Trump's willingness to test the FVRA's outer limits is not an accident. "I sort of like 'acting,'" he told reporters in January, admitting that he was in "no hurry" to name permanent replacements to his Cabinet. "It gives me more flexibility." Senate confirmation is an vital constitutional check on the president's power to staff the executive branch, and the attendant publicity can scuttle an ill-advised nomination, or at least keep the pressure on controversial nominees after their confirmations. The Senate confirmed Betsy DeVos as Trump's education secretary, for example, but only after her hearings laid bare her lack of basic qualifications for the job. DeVos remains a household name in large part because Americans remember her as the one who, on national television, couldn't differentiate between key school efficiency metrics, and expressed support for having guns in schools in order to ward off grizzly bear attacks.

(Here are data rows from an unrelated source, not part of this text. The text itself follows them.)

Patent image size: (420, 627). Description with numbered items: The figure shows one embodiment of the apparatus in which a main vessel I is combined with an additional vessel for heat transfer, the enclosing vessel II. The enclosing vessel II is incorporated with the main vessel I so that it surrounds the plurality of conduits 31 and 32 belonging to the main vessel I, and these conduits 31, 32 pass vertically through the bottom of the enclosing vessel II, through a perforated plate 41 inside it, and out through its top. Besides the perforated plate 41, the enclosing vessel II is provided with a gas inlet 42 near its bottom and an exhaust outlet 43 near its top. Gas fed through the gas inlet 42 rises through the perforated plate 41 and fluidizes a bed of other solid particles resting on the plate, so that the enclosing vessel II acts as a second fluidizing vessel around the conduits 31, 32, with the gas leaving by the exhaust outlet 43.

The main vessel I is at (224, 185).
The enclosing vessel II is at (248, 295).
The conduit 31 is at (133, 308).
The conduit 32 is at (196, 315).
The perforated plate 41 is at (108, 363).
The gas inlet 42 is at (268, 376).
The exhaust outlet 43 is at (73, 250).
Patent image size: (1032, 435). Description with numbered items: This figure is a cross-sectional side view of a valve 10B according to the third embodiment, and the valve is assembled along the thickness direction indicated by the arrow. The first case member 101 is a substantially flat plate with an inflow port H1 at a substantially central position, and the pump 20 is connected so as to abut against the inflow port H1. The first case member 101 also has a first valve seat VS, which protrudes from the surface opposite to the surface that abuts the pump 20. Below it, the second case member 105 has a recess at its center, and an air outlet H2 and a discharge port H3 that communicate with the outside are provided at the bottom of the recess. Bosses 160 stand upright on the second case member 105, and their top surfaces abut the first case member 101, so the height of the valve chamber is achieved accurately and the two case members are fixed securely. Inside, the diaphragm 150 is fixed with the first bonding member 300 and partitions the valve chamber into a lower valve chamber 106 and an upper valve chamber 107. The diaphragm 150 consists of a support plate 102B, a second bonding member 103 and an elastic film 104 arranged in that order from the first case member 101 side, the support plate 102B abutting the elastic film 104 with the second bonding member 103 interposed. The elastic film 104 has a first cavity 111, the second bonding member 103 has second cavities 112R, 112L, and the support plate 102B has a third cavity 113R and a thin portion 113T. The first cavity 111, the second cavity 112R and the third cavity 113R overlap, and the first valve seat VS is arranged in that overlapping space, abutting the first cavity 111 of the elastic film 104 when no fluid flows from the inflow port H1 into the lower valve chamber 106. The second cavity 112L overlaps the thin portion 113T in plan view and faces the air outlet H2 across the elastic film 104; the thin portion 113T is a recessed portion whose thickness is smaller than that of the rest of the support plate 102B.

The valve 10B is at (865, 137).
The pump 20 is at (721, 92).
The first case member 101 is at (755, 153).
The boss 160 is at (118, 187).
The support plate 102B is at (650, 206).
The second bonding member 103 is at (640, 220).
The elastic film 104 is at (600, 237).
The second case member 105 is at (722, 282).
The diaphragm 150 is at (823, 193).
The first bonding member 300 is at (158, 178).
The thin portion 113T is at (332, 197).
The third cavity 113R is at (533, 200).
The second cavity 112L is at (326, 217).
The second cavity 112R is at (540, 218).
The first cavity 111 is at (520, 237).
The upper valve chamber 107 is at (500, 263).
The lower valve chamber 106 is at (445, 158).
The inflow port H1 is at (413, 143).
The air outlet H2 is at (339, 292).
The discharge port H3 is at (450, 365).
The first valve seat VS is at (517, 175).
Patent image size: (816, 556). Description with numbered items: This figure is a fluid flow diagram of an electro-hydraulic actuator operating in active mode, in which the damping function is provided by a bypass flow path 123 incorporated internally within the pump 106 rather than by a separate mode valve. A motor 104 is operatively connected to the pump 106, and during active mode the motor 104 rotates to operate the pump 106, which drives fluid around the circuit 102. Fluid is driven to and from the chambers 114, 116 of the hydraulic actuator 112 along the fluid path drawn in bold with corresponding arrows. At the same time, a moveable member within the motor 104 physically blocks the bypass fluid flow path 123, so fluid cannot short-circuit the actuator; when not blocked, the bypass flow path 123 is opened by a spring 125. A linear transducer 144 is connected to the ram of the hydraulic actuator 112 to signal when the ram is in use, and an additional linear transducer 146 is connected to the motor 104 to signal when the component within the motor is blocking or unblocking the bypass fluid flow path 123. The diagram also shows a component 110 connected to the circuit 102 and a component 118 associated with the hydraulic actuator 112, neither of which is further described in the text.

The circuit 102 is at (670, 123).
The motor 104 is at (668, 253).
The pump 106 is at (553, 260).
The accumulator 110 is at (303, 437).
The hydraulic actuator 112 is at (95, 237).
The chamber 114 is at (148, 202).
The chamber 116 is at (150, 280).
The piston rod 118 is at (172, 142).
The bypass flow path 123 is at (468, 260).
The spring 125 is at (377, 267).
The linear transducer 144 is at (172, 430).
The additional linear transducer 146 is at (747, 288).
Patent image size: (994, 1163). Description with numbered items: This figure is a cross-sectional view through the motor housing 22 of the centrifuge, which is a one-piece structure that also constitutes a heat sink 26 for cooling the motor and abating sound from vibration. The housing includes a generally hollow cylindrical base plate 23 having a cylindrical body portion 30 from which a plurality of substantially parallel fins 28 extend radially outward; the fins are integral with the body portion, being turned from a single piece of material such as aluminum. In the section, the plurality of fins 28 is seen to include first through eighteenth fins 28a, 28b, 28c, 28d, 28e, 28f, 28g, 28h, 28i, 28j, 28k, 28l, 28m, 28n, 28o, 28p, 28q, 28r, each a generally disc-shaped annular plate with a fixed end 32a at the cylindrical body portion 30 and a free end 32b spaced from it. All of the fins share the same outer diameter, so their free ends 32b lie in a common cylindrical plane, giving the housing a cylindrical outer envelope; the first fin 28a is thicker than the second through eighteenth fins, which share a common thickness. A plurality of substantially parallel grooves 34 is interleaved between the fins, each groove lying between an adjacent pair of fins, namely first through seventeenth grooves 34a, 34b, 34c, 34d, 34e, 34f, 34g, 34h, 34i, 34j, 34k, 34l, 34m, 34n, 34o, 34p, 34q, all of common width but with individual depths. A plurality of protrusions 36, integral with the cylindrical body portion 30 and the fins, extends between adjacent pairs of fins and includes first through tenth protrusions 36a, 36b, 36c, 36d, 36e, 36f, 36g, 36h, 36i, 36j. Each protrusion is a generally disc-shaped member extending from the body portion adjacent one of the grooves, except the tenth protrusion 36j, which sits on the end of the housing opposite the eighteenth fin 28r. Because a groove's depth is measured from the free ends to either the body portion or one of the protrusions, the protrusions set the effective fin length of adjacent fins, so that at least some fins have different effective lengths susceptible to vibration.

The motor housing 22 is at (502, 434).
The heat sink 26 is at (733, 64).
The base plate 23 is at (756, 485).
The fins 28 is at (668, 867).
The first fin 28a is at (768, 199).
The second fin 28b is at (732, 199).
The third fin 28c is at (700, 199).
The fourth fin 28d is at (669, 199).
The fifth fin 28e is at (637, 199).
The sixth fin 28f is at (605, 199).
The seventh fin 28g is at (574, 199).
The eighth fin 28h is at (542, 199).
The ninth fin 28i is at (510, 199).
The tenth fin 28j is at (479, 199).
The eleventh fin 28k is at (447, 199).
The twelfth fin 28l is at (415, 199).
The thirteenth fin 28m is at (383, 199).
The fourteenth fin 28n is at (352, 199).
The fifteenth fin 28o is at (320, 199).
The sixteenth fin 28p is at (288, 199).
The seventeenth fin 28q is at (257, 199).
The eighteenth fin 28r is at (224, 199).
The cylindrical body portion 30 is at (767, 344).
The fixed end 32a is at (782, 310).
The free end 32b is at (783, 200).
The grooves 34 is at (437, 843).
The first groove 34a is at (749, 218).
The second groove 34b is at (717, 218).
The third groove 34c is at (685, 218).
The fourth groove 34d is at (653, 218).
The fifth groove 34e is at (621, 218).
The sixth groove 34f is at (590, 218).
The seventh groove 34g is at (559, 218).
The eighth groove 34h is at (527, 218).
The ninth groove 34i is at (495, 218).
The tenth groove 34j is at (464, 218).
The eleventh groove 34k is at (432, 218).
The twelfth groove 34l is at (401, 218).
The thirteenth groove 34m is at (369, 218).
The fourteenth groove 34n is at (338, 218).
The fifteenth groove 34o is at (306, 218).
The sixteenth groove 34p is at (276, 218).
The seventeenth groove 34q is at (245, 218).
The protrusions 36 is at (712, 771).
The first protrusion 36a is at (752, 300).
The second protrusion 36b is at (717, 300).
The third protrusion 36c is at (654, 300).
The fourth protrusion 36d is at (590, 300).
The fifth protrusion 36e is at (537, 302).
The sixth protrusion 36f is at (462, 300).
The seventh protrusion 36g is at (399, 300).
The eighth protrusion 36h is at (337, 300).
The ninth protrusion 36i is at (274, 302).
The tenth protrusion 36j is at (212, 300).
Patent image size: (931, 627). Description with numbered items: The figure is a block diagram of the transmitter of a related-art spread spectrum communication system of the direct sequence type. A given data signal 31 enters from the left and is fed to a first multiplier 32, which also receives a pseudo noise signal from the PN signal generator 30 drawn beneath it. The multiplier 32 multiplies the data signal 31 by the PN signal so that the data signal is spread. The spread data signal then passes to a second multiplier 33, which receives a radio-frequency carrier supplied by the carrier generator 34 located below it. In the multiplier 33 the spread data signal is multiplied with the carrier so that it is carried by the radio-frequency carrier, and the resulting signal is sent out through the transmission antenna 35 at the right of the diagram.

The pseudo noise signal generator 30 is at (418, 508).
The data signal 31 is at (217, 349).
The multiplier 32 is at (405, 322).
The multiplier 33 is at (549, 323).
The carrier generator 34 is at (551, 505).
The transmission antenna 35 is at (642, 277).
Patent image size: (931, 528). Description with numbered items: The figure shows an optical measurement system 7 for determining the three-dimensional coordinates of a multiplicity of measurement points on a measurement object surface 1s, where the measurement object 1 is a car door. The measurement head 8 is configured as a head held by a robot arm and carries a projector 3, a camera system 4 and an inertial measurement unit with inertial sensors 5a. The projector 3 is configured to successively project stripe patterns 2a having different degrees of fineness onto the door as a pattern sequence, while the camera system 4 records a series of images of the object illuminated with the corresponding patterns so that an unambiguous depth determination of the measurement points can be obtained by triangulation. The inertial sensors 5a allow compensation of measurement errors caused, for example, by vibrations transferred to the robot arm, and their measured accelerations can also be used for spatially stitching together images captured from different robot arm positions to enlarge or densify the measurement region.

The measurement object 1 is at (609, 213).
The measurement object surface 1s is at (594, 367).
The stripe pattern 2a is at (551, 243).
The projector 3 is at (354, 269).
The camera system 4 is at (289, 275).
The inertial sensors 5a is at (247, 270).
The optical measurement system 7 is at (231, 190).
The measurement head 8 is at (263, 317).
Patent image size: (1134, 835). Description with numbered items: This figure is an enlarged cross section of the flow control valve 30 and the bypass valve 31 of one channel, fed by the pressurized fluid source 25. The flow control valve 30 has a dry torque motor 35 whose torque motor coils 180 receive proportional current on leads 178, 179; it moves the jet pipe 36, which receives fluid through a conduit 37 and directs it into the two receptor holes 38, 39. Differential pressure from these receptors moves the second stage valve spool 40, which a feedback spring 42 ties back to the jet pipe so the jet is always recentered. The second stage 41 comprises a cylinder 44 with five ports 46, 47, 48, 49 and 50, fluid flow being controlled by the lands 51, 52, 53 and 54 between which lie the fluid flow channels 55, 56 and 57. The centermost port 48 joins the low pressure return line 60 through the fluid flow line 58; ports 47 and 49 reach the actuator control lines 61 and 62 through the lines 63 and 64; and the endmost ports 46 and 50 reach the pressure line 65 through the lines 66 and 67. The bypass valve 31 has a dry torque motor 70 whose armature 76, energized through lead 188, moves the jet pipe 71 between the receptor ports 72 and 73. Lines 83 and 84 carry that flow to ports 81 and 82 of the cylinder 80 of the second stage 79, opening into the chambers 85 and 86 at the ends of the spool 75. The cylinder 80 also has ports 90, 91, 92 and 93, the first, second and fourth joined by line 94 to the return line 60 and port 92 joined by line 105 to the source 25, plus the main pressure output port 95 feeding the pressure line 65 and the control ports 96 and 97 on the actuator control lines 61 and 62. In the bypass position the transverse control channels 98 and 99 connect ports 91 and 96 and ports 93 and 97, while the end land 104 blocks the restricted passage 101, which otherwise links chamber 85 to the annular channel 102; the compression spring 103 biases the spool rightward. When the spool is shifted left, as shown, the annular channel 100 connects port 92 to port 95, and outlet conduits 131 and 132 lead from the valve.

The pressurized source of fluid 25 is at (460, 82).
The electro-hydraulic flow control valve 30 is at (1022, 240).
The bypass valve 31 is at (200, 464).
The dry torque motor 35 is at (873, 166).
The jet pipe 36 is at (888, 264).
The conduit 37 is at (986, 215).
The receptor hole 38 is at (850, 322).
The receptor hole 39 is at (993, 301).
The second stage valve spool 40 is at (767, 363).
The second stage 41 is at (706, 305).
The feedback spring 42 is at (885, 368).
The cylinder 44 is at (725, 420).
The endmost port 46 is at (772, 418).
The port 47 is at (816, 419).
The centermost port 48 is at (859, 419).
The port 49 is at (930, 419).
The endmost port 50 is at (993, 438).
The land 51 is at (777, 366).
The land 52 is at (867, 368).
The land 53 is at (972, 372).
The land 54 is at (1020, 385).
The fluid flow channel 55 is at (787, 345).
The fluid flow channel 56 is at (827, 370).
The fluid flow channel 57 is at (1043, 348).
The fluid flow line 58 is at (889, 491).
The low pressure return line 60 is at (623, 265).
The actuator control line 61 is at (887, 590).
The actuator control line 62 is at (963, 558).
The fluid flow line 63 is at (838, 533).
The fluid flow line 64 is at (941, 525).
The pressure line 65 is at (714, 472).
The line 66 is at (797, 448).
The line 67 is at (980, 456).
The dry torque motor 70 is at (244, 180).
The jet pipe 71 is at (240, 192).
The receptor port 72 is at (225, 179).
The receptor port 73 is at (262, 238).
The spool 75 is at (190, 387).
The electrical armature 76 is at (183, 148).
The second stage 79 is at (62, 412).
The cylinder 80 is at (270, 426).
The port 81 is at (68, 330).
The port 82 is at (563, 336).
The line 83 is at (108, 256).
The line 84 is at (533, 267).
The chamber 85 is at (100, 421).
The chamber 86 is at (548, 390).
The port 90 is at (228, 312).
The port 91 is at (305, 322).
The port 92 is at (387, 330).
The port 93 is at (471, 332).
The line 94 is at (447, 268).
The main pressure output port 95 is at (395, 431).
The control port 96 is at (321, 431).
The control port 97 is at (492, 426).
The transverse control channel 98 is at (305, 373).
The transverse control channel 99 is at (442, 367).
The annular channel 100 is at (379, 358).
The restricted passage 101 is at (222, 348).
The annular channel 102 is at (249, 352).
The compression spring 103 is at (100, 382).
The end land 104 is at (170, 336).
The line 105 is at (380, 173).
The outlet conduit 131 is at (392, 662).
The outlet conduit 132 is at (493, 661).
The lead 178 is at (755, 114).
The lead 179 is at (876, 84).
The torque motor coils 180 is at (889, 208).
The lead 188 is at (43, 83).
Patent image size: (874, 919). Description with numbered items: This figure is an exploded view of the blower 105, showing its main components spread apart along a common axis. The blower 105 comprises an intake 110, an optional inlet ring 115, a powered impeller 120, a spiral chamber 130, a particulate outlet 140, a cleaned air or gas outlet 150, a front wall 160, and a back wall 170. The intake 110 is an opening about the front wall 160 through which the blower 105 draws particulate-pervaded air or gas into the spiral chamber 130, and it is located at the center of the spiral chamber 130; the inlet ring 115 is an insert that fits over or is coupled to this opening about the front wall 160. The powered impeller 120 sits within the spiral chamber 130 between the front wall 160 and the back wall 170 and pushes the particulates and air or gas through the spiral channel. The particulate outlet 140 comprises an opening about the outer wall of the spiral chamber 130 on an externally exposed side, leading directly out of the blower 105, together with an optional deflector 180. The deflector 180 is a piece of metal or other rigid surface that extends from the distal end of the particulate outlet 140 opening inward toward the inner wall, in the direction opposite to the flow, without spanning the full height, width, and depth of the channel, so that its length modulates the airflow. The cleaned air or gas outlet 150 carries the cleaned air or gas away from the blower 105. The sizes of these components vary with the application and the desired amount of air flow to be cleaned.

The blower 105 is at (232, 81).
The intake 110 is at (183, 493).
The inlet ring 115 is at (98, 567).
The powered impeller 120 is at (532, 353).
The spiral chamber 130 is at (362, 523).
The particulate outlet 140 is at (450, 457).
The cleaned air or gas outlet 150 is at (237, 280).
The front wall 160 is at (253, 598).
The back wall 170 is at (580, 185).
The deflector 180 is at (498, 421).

Right now, a Senate confirmation battle in which lawmakers could ask about a nominee's position on ICE raids, for example—or family separation, or deportation practices, or child detention facilities—would command national attention, and perhaps force the administration to answer for some of its cruelest practices. But by installing unaccountable, obedient loyalists at the head of the agencies enforcing immigration law, Trump has avoided this unpleasantness altogether, quietly consolidating power over the issue about which he cares most. An acting Cabinet is good for Trump, because an acting Cabinet answers only to him.